Plasticman nos revela sus planes para acabar con todo: el proceso ya está en marcha, y él, que no tiene miedo (ni cerebro ni dolor, no brain, no pain), simplemente aguardará a que el plástico lo haya cubierto todo, un film terminal que se adentra en nuestros organismos silenciosamente, que se extiende continente a continente y célula a célula hasta que algún día todo quede envasado y preservado en la muerte, un planeta entero protegido por una piel plástica, sofocado y detenido hasta la disolución de la polimerosfera al cabo de mil años. Pero, ¿quién es Plasticman, de dónde procede su odio? ¿Cuál es su historia? Su naturaleza va mucho más allá de la figura del antihéroe: tiene más que ver con un villano, con un Joker falaz que nos engaña con cada palabra que sale de su boca desgarrada. Plasticman es una historia viviente, pero no sabemos cuál. ¿Y quién es M, y quién J? ¿Por qué desapareció J? ¿A quién voló los sesos la escopeta de papá?
“Cuando M estaba embarazada tuve que acompañarla al médico, a clases de parto y a la piscina. No me quejé. Entendía que debía ser así —deesaformatanantinatural—; se lo debía. Recuerdo el agua caliente de la piscina. Imaginaba la cantidad de personas que se habían meado en ella. Cientos de niños, abuelos, mujeres, hombres, tarados, superdotados, guapos, feos, altos, enanos, gordos, raquíticos, lisiados, deformes orinando mientras movían sus brazos y sus piernas. Penes y vaginas esparciendo toxinas por sus finas uretras para que todos lo tragásemos sin saberlo. El ciclo de la vida. Pelos sumergidos en el agua a diferente profundidad: rojos, negros, castaños, rubios, largos, cortos, púbicos, del sobaco, del pecho, finos, gruesos, rizados, canos. Kilos de queratina buceando libremente, enredándose entre los dedos, acariciando tu rostro. Nunca más he vuelto a entrar en una piscina. Después de eso estuve un mes sin ducharme, incluso sin lavarme las manos. Hasta que el olor, mi propio hedor, me resulto insoportable. No sé si M llegó a quejarse. Ya hacía tiempo que no le prestaba atención. El mar es mucho más limpio. Los orines son como pequeñas alícuotas infinitesimales que no llegan a molestar”.

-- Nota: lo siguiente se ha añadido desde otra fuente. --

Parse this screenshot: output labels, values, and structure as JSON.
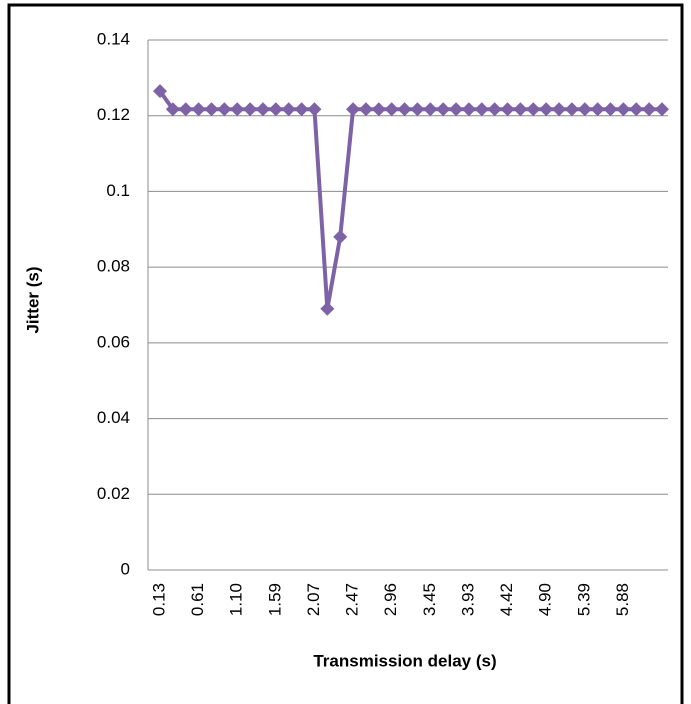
{
  "chart_data": {
    "type": "line",
    "x_label": "Transmission delay (s)",
    "y_label": "Jitter (s)",
    "categories": [
      "0.13",
      null,
      null,
      "0.61",
      null,
      null,
      "1.10",
      null,
      null,
      "1.59",
      null,
      null,
      "2.07",
      null,
      null,
      "2.47",
      null,
      null,
      "2.96",
      null,
      null,
      "3.45",
      null,
      null,
      "3.93",
      null,
      null,
      "4.42",
      null,
      null,
      "4.90",
      null,
      null,
      "5.39",
      null,
      null,
      "5.88",
      null,
      null,
      null
    ],
    "series": [
      {
        "color": "#7d63a6",
        "values": [
          0.1265,
          0.1217,
          0.1217,
          0.1217,
          0.1217,
          0.1217,
          0.1217,
          0.1217,
          0.1217,
          0.1217,
          0.1217,
          0.1217,
          0.1217,
          0.069,
          0.088,
          0.1217,
          0.1217,
          0.1217,
          0.1217,
          0.1217,
          0.1217,
          0.1217,
          0.1217,
          0.1217,
          0.1217,
          0.1217,
          0.1217,
          0.1217,
          0.1217,
          0.1217,
          0.1217,
          0.1217,
          0.1217,
          0.1217,
          0.1217,
          0.1217,
          0.1217,
          0.1217,
          0.1217,
          0.1217
        ]
      }
    ],
    "ylim": [
      0,
      0.14
    ],
    "yticks": [
      0,
      0.02,
      0.04,
      0.06,
      0.08,
      0.1,
      0.12,
      0.14
    ],
    "grid": true
  }
}
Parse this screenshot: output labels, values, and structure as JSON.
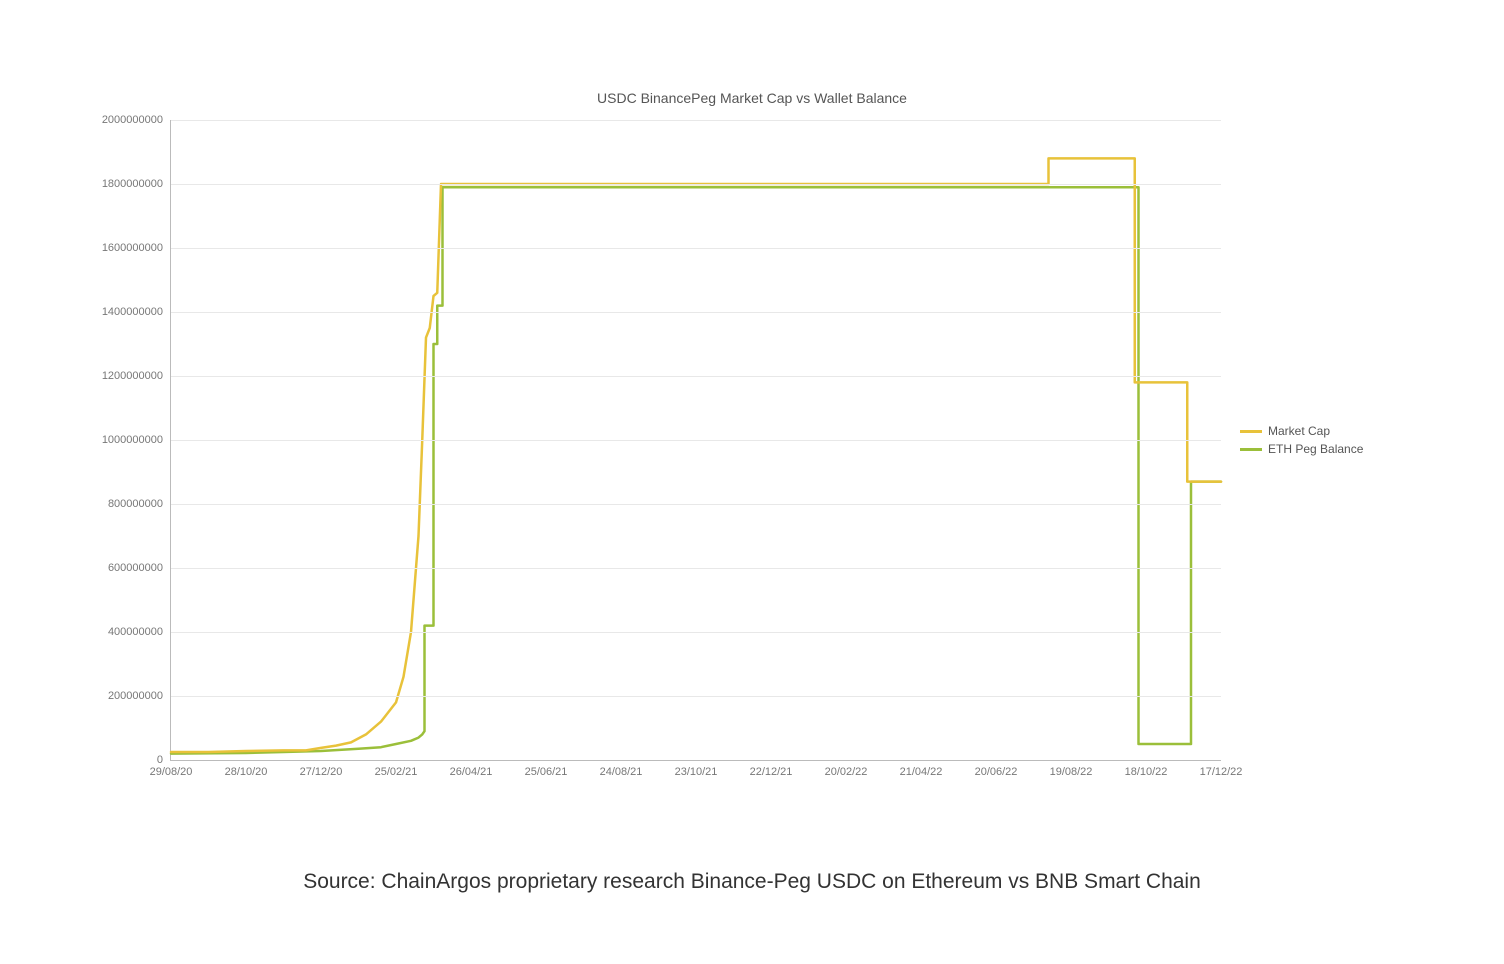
{
  "chart": {
    "type": "line-step",
    "title": "USDC BinancePeg Market Cap vs Wallet Balance",
    "title_fontsize": 14,
    "title_color": "#555555",
    "background_color": "#ffffff",
    "plot_bg": "#ffffff",
    "grid_color": "#e8e8e8",
    "axis_color": "#bbbbbb",
    "line_width": 2.5,
    "ylim": [
      0,
      2000000000
    ],
    "y_ticks": [
      0,
      200000000,
      400000000,
      600000000,
      800000000,
      1000000000,
      1200000000,
      1400000000,
      1600000000,
      1800000000,
      2000000000
    ],
    "y_tick_labels": [
      "0",
      "200000000",
      "400000000",
      "600000000",
      "800000000",
      "1000000000",
      "1200000000",
      "1400000000",
      "1600000000",
      "1800000000",
      "2000000000"
    ],
    "x_categories": [
      "29/08/20",
      "28/10/20",
      "27/12/20",
      "25/02/21",
      "26/04/21",
      "25/06/21",
      "24/08/21",
      "23/10/21",
      "22/12/21",
      "20/02/22",
      "21/04/22",
      "20/06/22",
      "19/08/22",
      "18/10/22",
      "17/12/22"
    ],
    "tick_fontsize": 11,
    "tick_color": "#777777",
    "legend": {
      "position": "right-middle",
      "fontsize": 12,
      "items": [
        {
          "key": "market_cap",
          "label": "Market Cap",
          "color": "#e8c23a"
        },
        {
          "key": "eth_peg_balance",
          "label": "ETH Peg Balance",
          "color": "#9bbf3a"
        }
      ]
    },
    "series": {
      "market_cap": {
        "color": "#e8c23a",
        "step_mode": "hv",
        "points": [
          [
            0.0,
            25000000
          ],
          [
            0.5,
            25000000
          ],
          [
            1.0,
            28000000
          ],
          [
            1.5,
            30000000
          ],
          [
            1.8,
            30000000
          ],
          [
            2.0,
            38000000
          ],
          [
            2.2,
            45000000
          ],
          [
            2.4,
            55000000
          ],
          [
            2.6,
            80000000
          ],
          [
            2.8,
            120000000
          ],
          [
            3.0,
            180000000
          ],
          [
            3.1,
            260000000
          ],
          [
            3.2,
            400000000
          ],
          [
            3.3,
            700000000
          ],
          [
            3.35,
            1000000000
          ],
          [
            3.4,
            1320000000
          ],
          [
            3.45,
            1350000000
          ],
          [
            3.5,
            1450000000
          ],
          [
            3.55,
            1460000000
          ],
          [
            3.6,
            1800000000
          ],
          [
            11.7,
            1800000000
          ],
          [
            11.7,
            1880000000
          ],
          [
            12.85,
            1880000000
          ],
          [
            12.85,
            1180000000
          ],
          [
            13.55,
            1180000000
          ],
          [
            13.55,
            870000000
          ],
          [
            14.0,
            870000000
          ]
        ]
      },
      "eth_peg_balance": {
        "color": "#9bbf3a",
        "step_mode": "hv",
        "points": [
          [
            0.0,
            20000000
          ],
          [
            1.0,
            22000000
          ],
          [
            1.5,
            25000000
          ],
          [
            2.0,
            28000000
          ],
          [
            2.5,
            35000000
          ],
          [
            2.8,
            40000000
          ],
          [
            3.0,
            50000000
          ],
          [
            3.2,
            60000000
          ],
          [
            3.3,
            70000000
          ],
          [
            3.35,
            80000000
          ],
          [
            3.38,
            90000000
          ],
          [
            3.38,
            420000000
          ],
          [
            3.5,
            420000000
          ],
          [
            3.5,
            1300000000
          ],
          [
            3.55,
            1300000000
          ],
          [
            3.55,
            1420000000
          ],
          [
            3.62,
            1420000000
          ],
          [
            3.62,
            1790000000
          ],
          [
            12.9,
            1790000000
          ],
          [
            12.9,
            50000000
          ],
          [
            13.6,
            50000000
          ],
          [
            13.6,
            870000000
          ],
          [
            14.0,
            870000000
          ]
        ]
      }
    }
  },
  "caption": "Source: ChainArgos proprietary research Binance-Peg USDC on Ethereum vs BNB Smart Chain",
  "caption_fontsize": 21,
  "caption_color": "#333333"
}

En Plasticman los medios líquidos juegan un papel esencial: el agua es ese medio del que venimos y en el que a veces nos ahogamos. Al agua maternal van nuestros desechos, el mar comienza en las alcantarillas de nuestras ciudades, en la mar océana se multiplican los plásticos como una nueva especie con la misión de heredar la Tierra: bajo la protección de las olas, flotando mecidos por su vaivén o su amontañarse furioso, descansando en el lecho marino; los plásticos se deshacen para dar lugar a bancos enteros de su prole microplástica. Plasticman desea ser también algo nuevo, el primero de una estirpe de heraldos de la extinción. Rochera le ha dado ese poder con el acontecimiento de un libro tremendamente bien escrito, con un estilo que se estira en filamentos donde se apelmazan las palabras o se fragmenta y se disuelve en la página; la historia de Plasticman, a la deriva, nos alcanza finalmente, se nos atraganta, nos intoxica. El libro termina, pero el recuerdo de una gran lectura queda depositado en nuestra mente, quién podría decir si cada vez más o menos plástica.